We all want peace in our lives — and the Turtle Creek Chorale is determined to help us get there. The Dallas chorale is debuting a song cycle called “Peacekeepers” next weekend. Sean Baugh is artistic director of the choir. In this week’s State of the Arts conversation, he told me how singing turned him into an accidental activist.
The chorale’s been around since 1980. You have about 200 members and they spend hundreds of hours every year practicing and performing. What keeps this effort going?
It’s an inspiration, and always a shock to me, when I look at the numbers and see how much time these men put in. I will tell you that when I ask, the answer is pretty clear. It’s that they believe they can change lives through music.
How does music change lives?
We believe that chorale music especially, has the unique ability to speak very directly to the heart. Not only have our lives been changed because of our involvement in the chorale, but we hear
from patrons how maybe we’ve gotten them through difficult times, or maybe we’ve helped them overcome a drug addiction. Or through this concert, maybe we’ve given them some inspiration to keep fighting for what they believe in.
We’ve heard it over and over again. And through the AIDS crisis especially, the chorale was a source of comfort and strength for a lot of people in the community and now, we’re trying to be that for other groups.
At your concert next week, you’re focusing on anthems.
Looking back, I wish I would have called it something different, because “Anthems” sounds like it’s going to be a lot of church music. And it’s really not that. We put together this concert that is a trip through history. And we explore the music that came out of all kinds of social movements.
We begin the concert with slavery. We go all the way up through the recent women’s marches. And we event touch on the gun debate. All in the course of a two-and-a-half hour concert.
And another thing you’ll be doing, is debuting a new work, called “Peacekeepers.” How did that come about?
Choirs, a lot of times, we sing about peace. But we don’t often sing about the actions that are required from each of us to obtain and achieve peace.
We all have much more in common than we like to believe and we have to find the middle way if we’re going to come to agreement. And then we kind of explore that through the rest of the suite.
One of the movements is called “Blessed Are The Peacemakers.” Tell me what’s behind that?
It’s our own little version of the Beatitudes. And, I think, probably the most powerful movement of the entire work.
We remind people that we are called to be peacekeepers. So, “blessed are the peacekeepers.”

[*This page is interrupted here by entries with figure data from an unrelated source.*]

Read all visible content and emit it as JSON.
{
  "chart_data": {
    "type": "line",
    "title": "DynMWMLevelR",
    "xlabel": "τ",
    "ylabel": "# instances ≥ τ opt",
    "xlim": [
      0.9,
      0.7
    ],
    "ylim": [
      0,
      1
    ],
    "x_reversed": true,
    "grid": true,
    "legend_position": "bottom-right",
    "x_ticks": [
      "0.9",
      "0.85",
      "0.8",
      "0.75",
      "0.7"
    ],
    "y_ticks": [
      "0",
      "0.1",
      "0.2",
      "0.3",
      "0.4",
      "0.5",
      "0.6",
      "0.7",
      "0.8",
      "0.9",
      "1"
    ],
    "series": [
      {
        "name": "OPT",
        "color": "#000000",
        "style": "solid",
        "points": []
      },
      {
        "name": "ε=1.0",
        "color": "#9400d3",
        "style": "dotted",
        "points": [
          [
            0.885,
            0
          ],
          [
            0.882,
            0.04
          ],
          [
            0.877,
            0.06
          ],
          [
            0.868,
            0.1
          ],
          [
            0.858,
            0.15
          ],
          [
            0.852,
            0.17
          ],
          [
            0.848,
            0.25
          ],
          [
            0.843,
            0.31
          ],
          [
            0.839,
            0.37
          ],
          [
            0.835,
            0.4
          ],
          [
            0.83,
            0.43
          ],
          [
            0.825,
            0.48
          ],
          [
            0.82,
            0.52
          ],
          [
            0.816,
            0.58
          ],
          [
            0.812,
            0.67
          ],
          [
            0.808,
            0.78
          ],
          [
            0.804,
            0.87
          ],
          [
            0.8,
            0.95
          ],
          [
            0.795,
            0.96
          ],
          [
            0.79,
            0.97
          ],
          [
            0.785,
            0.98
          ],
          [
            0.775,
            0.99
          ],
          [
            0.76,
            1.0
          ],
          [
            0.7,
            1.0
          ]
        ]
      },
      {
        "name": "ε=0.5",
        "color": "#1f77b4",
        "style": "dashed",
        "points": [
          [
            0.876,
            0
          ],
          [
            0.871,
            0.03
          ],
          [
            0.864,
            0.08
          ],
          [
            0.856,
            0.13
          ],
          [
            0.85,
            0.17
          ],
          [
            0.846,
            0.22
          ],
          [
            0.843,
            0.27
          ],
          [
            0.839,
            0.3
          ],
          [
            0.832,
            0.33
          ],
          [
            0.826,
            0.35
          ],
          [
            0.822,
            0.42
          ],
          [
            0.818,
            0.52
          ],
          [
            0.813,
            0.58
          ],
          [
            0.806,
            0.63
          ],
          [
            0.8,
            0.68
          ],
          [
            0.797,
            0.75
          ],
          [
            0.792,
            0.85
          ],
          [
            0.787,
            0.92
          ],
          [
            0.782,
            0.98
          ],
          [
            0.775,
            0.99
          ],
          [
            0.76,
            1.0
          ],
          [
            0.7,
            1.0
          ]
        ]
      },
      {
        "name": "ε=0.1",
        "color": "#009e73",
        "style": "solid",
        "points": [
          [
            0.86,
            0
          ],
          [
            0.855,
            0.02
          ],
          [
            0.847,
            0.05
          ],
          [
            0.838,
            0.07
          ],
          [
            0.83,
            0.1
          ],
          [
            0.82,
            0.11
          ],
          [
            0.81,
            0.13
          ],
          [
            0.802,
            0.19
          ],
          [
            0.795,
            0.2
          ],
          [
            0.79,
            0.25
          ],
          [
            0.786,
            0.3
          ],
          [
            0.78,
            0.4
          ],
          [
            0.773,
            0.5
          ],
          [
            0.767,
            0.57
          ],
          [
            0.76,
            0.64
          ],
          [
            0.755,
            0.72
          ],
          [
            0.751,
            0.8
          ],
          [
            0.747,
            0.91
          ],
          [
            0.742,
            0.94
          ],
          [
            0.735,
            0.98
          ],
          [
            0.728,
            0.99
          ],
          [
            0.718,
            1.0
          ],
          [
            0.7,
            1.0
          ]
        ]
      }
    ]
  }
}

The final song is called “Stand Up” and it’s a really ringing song, and it urges us to stand up and speak our truths when life has got you on the ropes. I wonder if that song has a special resonance for a chorus that is made up primarily of gay men.
I think so. And I think that suits us. Because as a choir, I think we’re accidental activists, in a way.

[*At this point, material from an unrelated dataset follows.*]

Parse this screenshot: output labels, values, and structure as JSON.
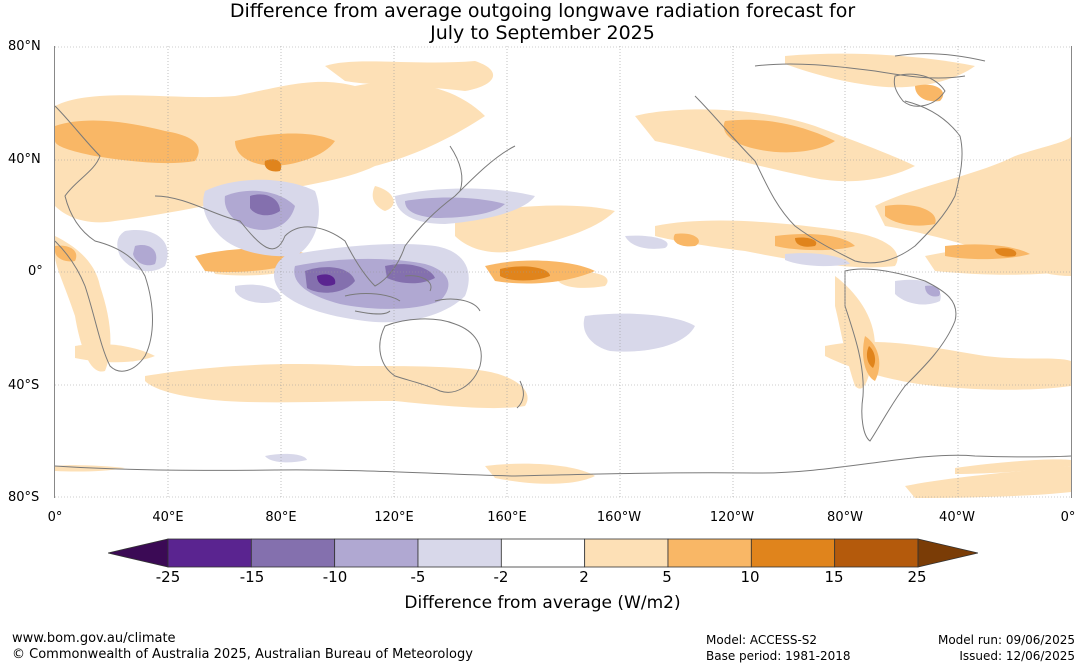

When I took over the choir, I was very uncomfortable with the idea of a choir being activist. Our job was to make music. And more and more, I saw that basically what we’re doing is protesting through music, I realized that we can do both. We can be activists and still make wonderful music.
It’s a way to honor the people that have stood up, and also to recognize the people who are still standing up. The Saturday of our concert is the big March 24th march for gun awareness. Just that day, there are going to be thousands of people marching through Dallas.
So “Stand Up” is our way of honoring that. And also the Chorale’s way of saying we’re going to continue to stand up for what we believe in.